Os Robustas Amazônicos produzidos na região Matas de Rondônia são cafés ideais para quem gosta de uma bebida doce e equilibrada, mas não abre mão de um corpo aveludado e retrogosto marcante. São cafés que agregam sabor, aroma, histórias e muita evolução tecnológica, social e ambiental.
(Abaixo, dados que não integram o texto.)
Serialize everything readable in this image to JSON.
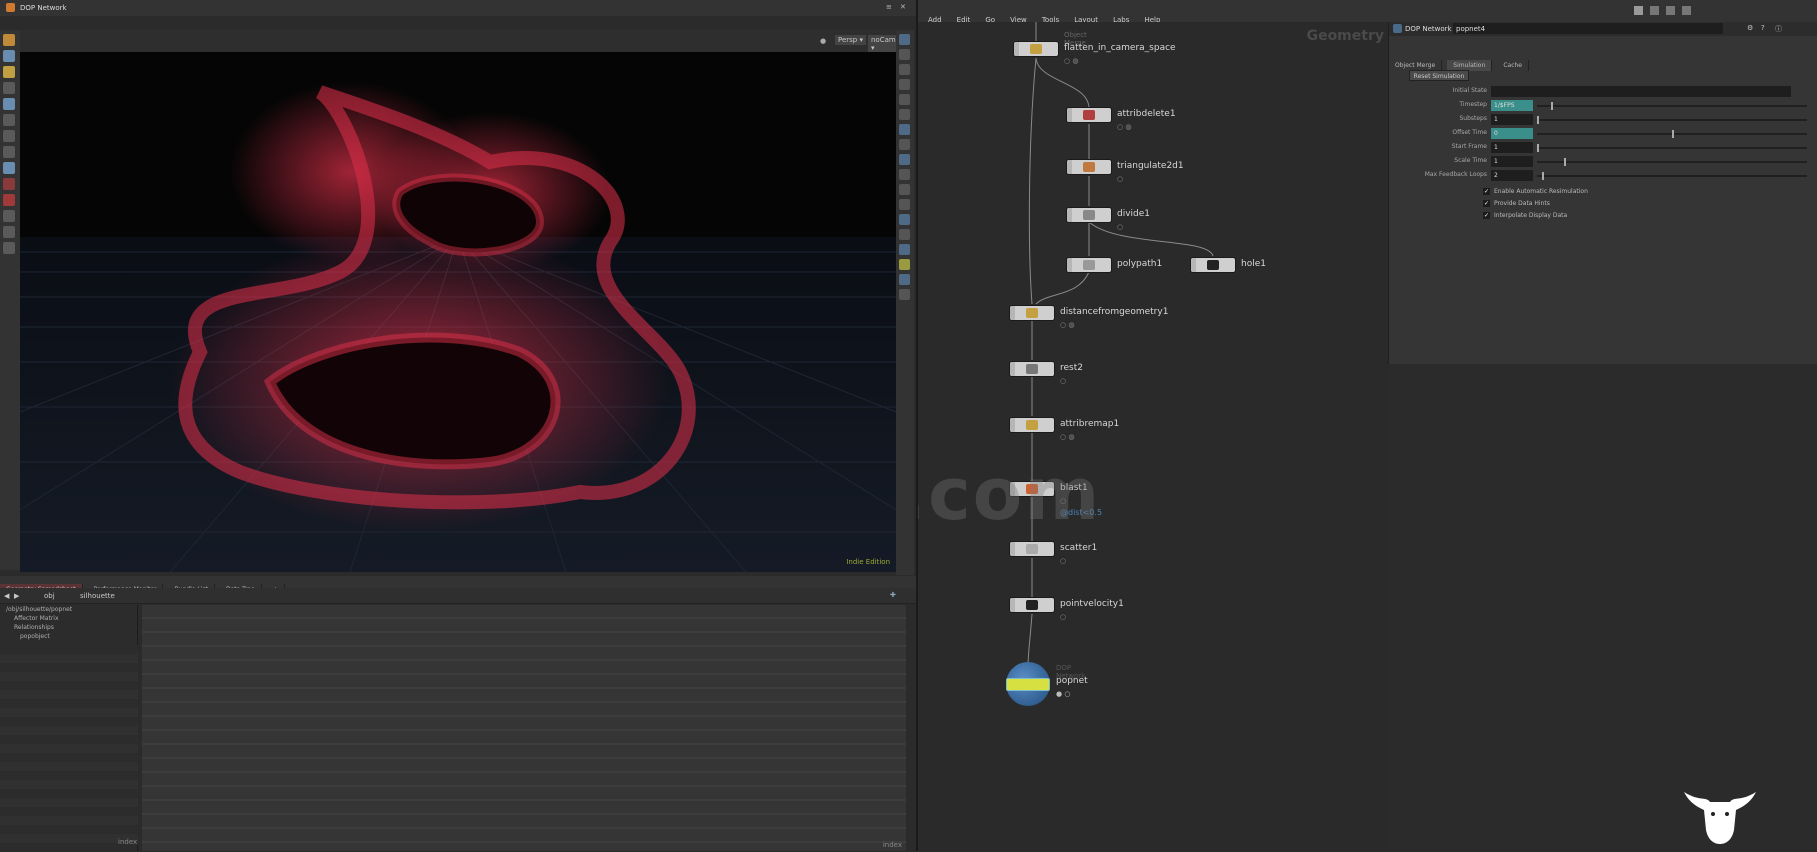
{
  "left_pane": {
    "title": "DOP Network",
    "viewport": {
      "persp_label": "Persp ▾",
      "cam_label": "noCam ▾",
      "status_text": "Indie Edition",
      "colors": {
        "particles": "#e0304a",
        "background": "#050505",
        "grid": "#1e2633"
      }
    },
    "bottom_tabs": [
      "Geometry Spreadsheet",
      "Performance Monitor",
      "Bundle List",
      "Data Tree"
    ],
    "bottom_path": [
      "obj",
      "silhouette"
    ],
    "tree": [
      "/obj/silhouette/popnet",
      "Affector Matrix",
      "Relationships",
      "popobject"
    ],
    "footer_right": "index",
    "footer_right2": "index"
  },
  "network": {
    "menu": [
      "Add",
      "Edit",
      "Go",
      "View",
      "Tools",
      "Layout",
      "Labs",
      "Help"
    ],
    "context_label": "Geometry",
    "nodes": [
      {
        "name": "flatten_in_camera_space",
        "header": "Object Merge"
      },
      {
        "name": "attribdelete1"
      },
      {
        "name": "triangulate2d1"
      },
      {
        "name": "divide1"
      },
      {
        "name": "polypath1"
      },
      {
        "name": "hole1"
      },
      {
        "name": "distancefromgeometry1"
      },
      {
        "name": "rest2"
      },
      {
        "name": "attribremap1"
      },
      {
        "name": "blast1",
        "annotation": "@dist<0.5"
      },
      {
        "name": "scatter1"
      },
      {
        "name": "pointvelocity1"
      },
      {
        "name": "popnet",
        "header": "DOP Network"
      }
    ],
    "watermark": "iiivfx.com",
    "accent": "#4b84b8"
  },
  "params": {
    "node_type": "DOP Network",
    "node_name": "popnet4",
    "tabs": [
      "Object Merge",
      "Simulation",
      "Cache"
    ],
    "reset_button": "Reset Simulation",
    "rows": [
      {
        "label": "Initial State",
        "value": ""
      },
      {
        "label": "Timestep",
        "value": "1/$FPS",
        "pos": 0.05
      },
      {
        "label": "Substeps",
        "value": "1",
        "pos": 0.0
      },
      {
        "label": "Offset Time",
        "value": "0",
        "pos": 0.5
      },
      {
        "label": "Start Frame",
        "value": "1",
        "pos": 0.0
      },
      {
        "label": "Scale Time",
        "value": "1",
        "pos": 0.1
      },
      {
        "label": "Max Feedback Loops",
        "value": "2",
        "pos": 0.02
      }
    ],
    "checks": [
      "Enable Automatic Resimulation",
      "Provide Data Hints",
      "Interpolate Display Data"
    ]
  }
}
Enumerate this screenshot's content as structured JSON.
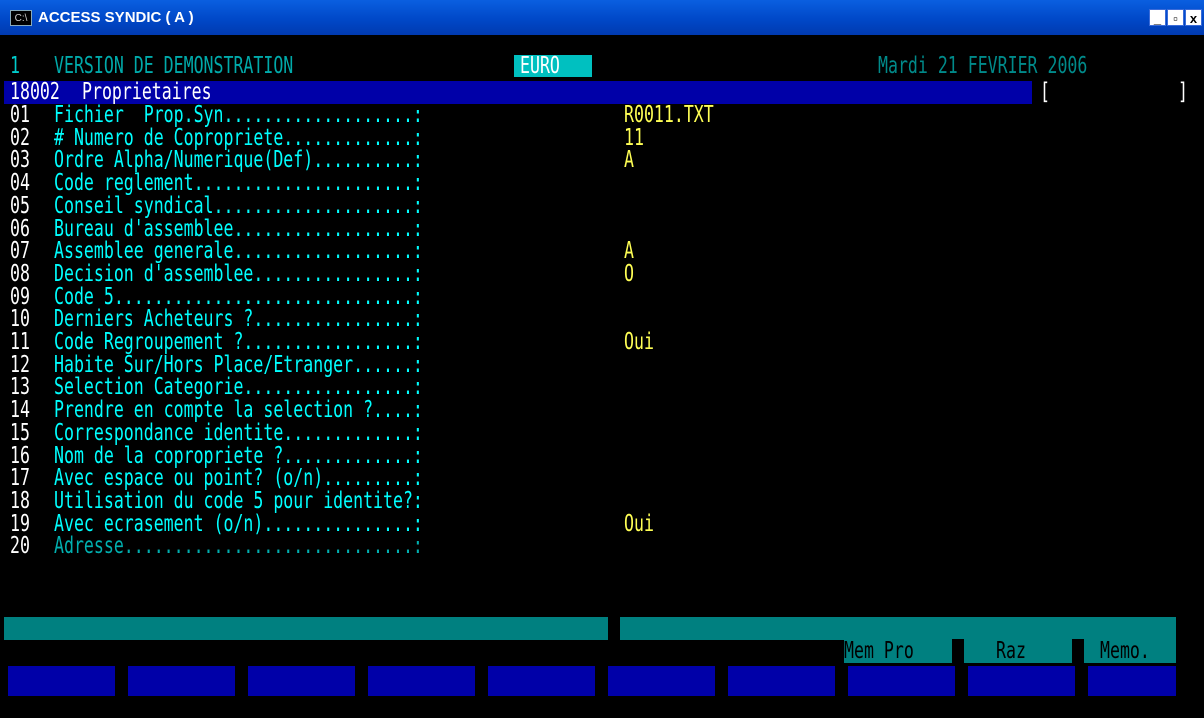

Vencida a barreira da má fama sensorial, um desafio ainda maior é demonstrar que os cafés produzidos na Amazônia são sustentáveis e não têm vínculo com a degradação ambiental e exploração de recursos não renováveis. “Existem maus exemplos de uma agricultura atrasada e predatória em diversas regiões na Amazônia, principalmente em fronteiras agrícolas. Mas, colocar a cafeicultura nessa categoria é injusto, equivocado e uma generalização pouco inteligente”, comenta o pesquisador da Embrapa.

As áreas cultivadas com o café estão estabelecidas há décadas e, a cada dia que passa, se mostram com maior capacidade de suporte ao desenvolvimento das lavouras. Isso, graças aos cafeicultores que adicionam novos processos e tecnologias ao cotidiano no campo. O conceito de Agro/Sustentável se torna cada vez mais popular entre os produtores.  Além disso, a cafeicultura é formada por uma agricultura familiar de pequena escala. Esse modelo produtivo, quando incorporadas boas práticas agronômicas, tem se mostrado eficiente para garantir a qualidade de vida e desenvolvimento no campo. “Produtores felizes preservam a floresta e trabalham para manter a capacidade produtiva das suas áreas. Isso significa que não precisam se dedicar a atividades ambientalmente predatórias e até ilegais para garantir o seu sustento”, conclui Alves.